Bisher ist Kyocera vergleichsweise leise vorgegangen und hat die Töchter relativ selbstständig agieren lassen. Hier hat das teilweise neue Management auch manche gute Idee mitgebracht und in die Unternehmen der Gruppe eingebracht.
Damit bleibt die Frage, wie der angestrebte Wachstumspfad zu beurteilen ist. Auf der einen Seite bietet dieses Wachstum Chancen, noch mehr neue Ideen zu entwickeln und umzusetzen. Die Kunden können damit von anderen Projekten profitieren. Gleichzeitig wird die Organisation aber größer und die Vorteile der vergleichsweise schnellen Reaktionswege eines mittelständischen Unternehmens können verloren gehen – gerade auch für mittelständische Kunden.
Beim Wachstum nicht die Wurzeln vergessen – ECM muss den Kunden im Blick haben
Durch die digitale Transformation ergeben sich viele neue Chancen für die Unternehmen, die entsprechende Lösungen auch wirklich umfänglich, vernetzt und flexibel anbieten können.

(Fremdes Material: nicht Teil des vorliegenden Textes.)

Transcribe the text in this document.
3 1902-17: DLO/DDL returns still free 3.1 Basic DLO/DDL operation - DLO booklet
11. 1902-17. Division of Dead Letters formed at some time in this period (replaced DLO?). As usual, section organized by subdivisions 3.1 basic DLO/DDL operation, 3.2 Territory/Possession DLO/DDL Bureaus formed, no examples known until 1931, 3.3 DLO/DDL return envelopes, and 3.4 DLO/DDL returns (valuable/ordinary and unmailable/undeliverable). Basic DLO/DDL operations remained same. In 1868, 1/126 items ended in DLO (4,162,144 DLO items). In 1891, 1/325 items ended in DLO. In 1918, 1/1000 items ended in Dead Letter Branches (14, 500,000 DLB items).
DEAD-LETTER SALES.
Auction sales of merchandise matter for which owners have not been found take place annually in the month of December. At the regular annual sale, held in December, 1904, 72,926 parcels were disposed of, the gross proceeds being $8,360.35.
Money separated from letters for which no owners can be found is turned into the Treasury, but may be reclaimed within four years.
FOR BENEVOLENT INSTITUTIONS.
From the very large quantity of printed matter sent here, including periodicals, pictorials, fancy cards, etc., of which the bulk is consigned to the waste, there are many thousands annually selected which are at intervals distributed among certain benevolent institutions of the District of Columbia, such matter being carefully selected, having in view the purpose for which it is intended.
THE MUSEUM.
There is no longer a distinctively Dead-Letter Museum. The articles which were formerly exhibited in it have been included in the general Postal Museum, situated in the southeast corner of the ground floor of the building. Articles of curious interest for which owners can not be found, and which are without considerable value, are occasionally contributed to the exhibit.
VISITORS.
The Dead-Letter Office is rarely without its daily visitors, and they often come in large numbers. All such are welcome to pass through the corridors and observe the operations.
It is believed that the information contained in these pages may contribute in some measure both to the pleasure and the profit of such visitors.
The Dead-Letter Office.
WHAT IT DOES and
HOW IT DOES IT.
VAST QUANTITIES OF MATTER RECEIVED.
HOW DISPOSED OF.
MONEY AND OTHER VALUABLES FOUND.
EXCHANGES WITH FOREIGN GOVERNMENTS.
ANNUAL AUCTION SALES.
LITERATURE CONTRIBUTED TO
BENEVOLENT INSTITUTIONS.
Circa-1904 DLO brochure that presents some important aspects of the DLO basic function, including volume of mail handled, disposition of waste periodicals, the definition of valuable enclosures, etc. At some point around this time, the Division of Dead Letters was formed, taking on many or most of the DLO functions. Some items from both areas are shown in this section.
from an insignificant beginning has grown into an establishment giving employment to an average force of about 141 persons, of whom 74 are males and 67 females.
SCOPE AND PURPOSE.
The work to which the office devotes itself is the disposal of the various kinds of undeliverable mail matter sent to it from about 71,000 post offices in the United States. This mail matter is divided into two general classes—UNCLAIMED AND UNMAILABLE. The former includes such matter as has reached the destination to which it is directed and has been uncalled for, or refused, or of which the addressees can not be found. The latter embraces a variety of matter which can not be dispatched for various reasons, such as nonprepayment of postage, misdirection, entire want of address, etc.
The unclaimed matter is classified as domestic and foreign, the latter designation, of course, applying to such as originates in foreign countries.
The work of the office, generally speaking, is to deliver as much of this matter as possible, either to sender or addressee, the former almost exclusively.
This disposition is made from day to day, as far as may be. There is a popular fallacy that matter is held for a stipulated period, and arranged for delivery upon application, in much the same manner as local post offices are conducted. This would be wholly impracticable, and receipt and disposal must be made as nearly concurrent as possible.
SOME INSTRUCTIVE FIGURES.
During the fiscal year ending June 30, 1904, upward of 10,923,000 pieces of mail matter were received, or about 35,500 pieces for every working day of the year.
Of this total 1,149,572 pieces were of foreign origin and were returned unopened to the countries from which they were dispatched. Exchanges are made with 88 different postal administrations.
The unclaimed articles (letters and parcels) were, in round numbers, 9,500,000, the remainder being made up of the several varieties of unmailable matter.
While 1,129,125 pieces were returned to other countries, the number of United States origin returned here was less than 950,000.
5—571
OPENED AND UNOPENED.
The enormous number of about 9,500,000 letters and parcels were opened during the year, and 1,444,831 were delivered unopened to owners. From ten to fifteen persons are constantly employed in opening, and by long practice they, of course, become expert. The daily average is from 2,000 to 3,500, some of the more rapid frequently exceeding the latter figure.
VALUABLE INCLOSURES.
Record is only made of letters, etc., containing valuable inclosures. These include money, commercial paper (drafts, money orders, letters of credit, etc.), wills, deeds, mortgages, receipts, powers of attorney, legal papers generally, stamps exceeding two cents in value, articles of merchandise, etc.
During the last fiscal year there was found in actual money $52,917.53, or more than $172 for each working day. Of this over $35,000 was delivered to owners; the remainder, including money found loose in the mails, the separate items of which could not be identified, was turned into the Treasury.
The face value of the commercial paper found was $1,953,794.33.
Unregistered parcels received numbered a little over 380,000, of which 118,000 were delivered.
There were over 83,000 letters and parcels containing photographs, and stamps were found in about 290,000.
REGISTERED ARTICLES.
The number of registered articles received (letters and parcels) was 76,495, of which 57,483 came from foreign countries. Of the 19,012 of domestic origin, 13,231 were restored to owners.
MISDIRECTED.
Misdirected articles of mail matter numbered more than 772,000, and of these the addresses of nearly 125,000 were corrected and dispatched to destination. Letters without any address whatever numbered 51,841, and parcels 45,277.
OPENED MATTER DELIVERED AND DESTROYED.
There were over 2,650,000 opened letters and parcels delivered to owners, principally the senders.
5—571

Daher bietet diese Investition beiden Seiten die Chance, sich besser zu positionieren. Produkt- und Projektsicht, Standard und Individualisierung, Hardware, Software und Consulting können so verbunden werden.
Aber wenn man vor lauter Visionen den Mittelstand und die bestehenden Partnernetzwerke nicht mehr ausreichend beachtet, wird man kaum erfolgreich sein. Der spannendste Markt bleibt der Mittelstand mit seinen vielen, lukrativen Projekten. Wer so groß wird, dass er nicht mehr zuhört und reagiert, der wird bald merken, dass es immer neue Wettbewerber gibt, die genau diese Flexibilität und neue Lösungsansätze bieten.
Zum jetzigen Zeitpunkt lässt sich diese Übernahme nicht seriös bewerten, da noch zu viele Details zum zukünftigen Marktauftritt unklar sind. Wir bei BARC hoffen aber, dass Optimal Systems auch weiterhin – und nun gestärkt mit einem großen Partner – wichtige Impulse für den ECM-Markt setzt.